Через полчаса дьякон принес ужин: миску вареного картофеля, два куска мяса, еще горячих, и полкруга домашнего хлеба.

- Бот и хлёбово, вот и питие, - сказал он, подставляя к принесенным им дарам жбан с квасом, - навались, работнички.

Он подождал, пока они выпили весь квас и доели все до крошки. Уходя, предупредил:

- Отселева - ни-ни! Большевички везде вас ищут, и мы на случай чего своих порасставили для стражи. Как бы они вас за чужих не приняли. Ждите.

- Не верят, - сказал Степан, когда дверь за дьяконом закрылась, попали куда надо, а действовать нельзя. Готовься к проверке.

На следующий день Гуляев вернулся домой поздно. Пока никаких новых сведений о пожаре собрать не удавалось. Жители ближних к складам домов хмуро помалкивали. Патрули подозрительных не встречали. Все в уездном отделе милиции нервничали. Кажется, нервничал и Бубнич, но это выражалось лишь в том, что он крепче и чаще растирал себе залысины и расчесывал могучие заросли на затылке. Во дворе, среди рядовых милиционеров, много толковали о побеге Клешкова. Кто жалел парня, кто клялся рассчитаться, и отмалчивался лишь один клешковский конвоир Васька Нарошный. Но Гуляеву он открылся.

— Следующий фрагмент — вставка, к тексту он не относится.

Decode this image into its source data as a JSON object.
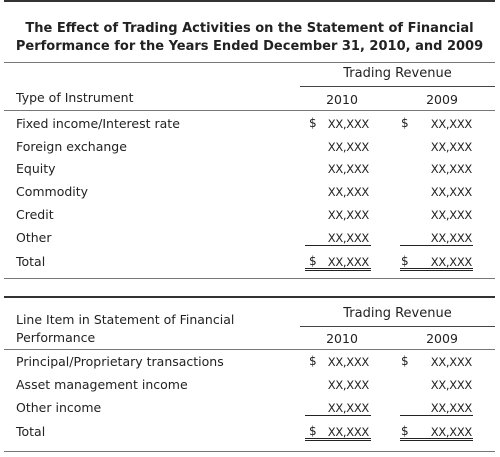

- Оно, конечно, - сказал он, отведя клешковского друга в сторону, что Санька пятки смазал, навроде подлость! Куда ему идтить? Одна дорожка к Клещу! А ить это - против своих. Но и то можно сказать: за что его к решке представили? За один-единый недогляд. Это с каждым могет быть. Потом, выяснив этот вопрос со всех точек зрения, он оглянулся и шепнул Гуляеву: - Я, брат, Саньке должник. У его в руках уж ружжо мое было, а я все за его чепляюсь. От страху больше. Он бы свободно штыком меня мог зарезать. Ан не стал. И тот, второй, хоть по черепушке врезал, а добивать не добил. Я ихнюю доброту помню. Коли когда Саньку встречу, ей-бо, не порешу. Душа у него человечья.

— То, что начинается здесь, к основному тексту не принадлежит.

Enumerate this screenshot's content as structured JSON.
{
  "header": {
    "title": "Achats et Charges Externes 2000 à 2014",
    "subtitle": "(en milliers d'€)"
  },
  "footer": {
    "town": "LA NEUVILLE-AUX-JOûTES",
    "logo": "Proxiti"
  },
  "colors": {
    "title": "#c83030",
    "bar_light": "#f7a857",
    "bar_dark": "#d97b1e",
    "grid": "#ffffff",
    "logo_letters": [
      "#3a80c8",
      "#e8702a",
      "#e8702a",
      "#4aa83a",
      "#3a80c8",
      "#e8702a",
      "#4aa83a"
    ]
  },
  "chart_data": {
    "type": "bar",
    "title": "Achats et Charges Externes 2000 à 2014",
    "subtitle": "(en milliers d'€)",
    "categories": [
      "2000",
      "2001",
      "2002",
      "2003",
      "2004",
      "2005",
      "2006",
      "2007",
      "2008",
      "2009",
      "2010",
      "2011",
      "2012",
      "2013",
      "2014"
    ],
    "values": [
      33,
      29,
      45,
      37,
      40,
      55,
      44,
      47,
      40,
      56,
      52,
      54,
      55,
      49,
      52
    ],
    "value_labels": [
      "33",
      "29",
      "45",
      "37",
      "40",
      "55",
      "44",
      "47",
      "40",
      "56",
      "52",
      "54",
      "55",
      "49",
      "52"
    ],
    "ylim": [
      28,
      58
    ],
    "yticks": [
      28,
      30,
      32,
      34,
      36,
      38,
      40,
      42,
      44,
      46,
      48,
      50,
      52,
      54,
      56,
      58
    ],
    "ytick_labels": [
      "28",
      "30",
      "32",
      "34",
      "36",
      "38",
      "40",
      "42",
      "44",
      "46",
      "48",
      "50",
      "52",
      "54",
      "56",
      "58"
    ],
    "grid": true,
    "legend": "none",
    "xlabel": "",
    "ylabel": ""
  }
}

- Чудной ты, Васька, - сказал Гуляев, - это он просто шуму не хотел... А станет бандитом - нечего его и жалеть.

- Штыком - какой шум? - ответил Васька. - Не, это он по доброте, он завсегда такой был.

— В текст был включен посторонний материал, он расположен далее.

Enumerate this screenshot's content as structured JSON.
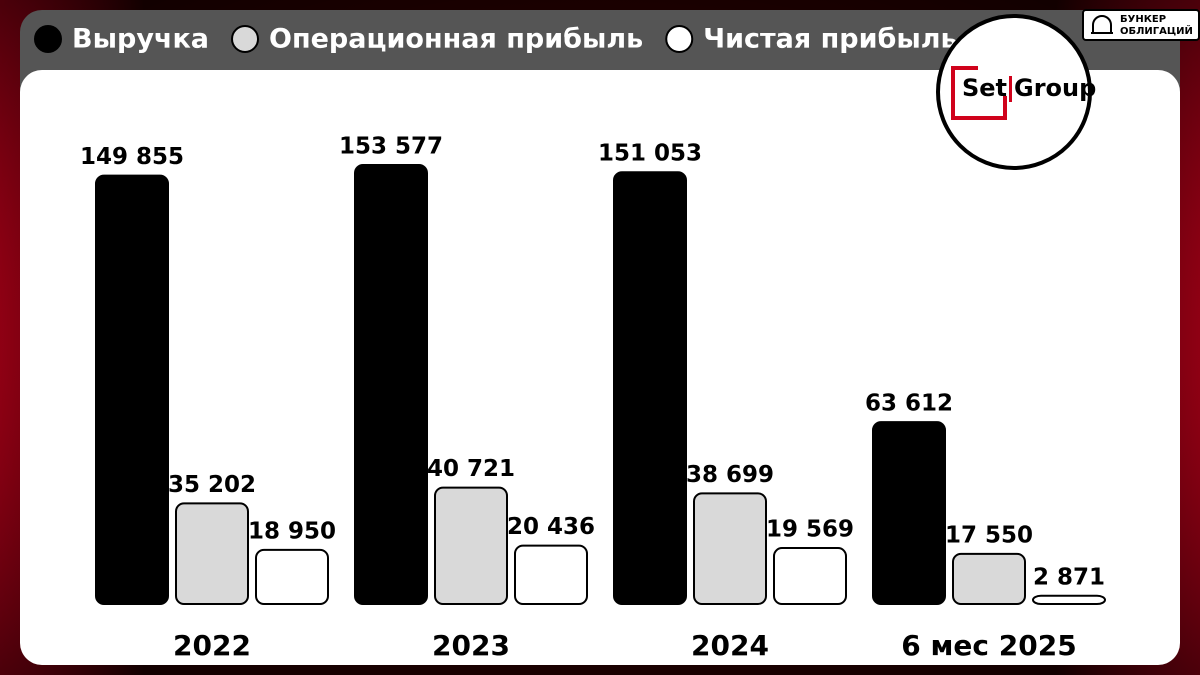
{
  "chart_data": {
    "type": "bar",
    "categories": [
      "2022",
      "2023",
      "2024",
      "6 мес 2025"
    ],
    "series": [
      {
        "name": "Выручка",
        "color": "#000000",
        "values": [
          149855,
          153577,
          151053,
          63612
        ],
        "value_labels": [
          "149 855",
          "153 577",
          "151 053",
          "63 612"
        ]
      },
      {
        "name": "Операционная прибыль",
        "color": "#d9d9d9",
        "values": [
          35202,
          40721,
          38699,
          17550
        ],
        "value_labels": [
          "35 202",
          "40 721",
          "38 699",
          "17 550"
        ]
      },
      {
        "name": "Чистая прибыль",
        "color": "#ffffff",
        "values": [
          18950,
          20436,
          19569,
          2871
        ],
        "value_labels": [
          "18 950",
          "20 436",
          "19 569",
          "2 871"
        ]
      }
    ]
  },
  "logo": {
    "left": "Set",
    "right": "Group"
  },
  "badge": [
    "БУНКЕР",
    "ОБЛИГАЦИЙ"
  ]
}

На этом разговор кончился, и Гуляев ушел домой, размышляя о странных свойствах человеческой натуры. Клешков теперь был ему враг, и ему не должно нравиться, что враг произвел даже при побеге большое впечатление на Васькину бесхитростную душу, и все-таки в глубине души ему было приятно, что Санька сохранил какие-то человеческие качества.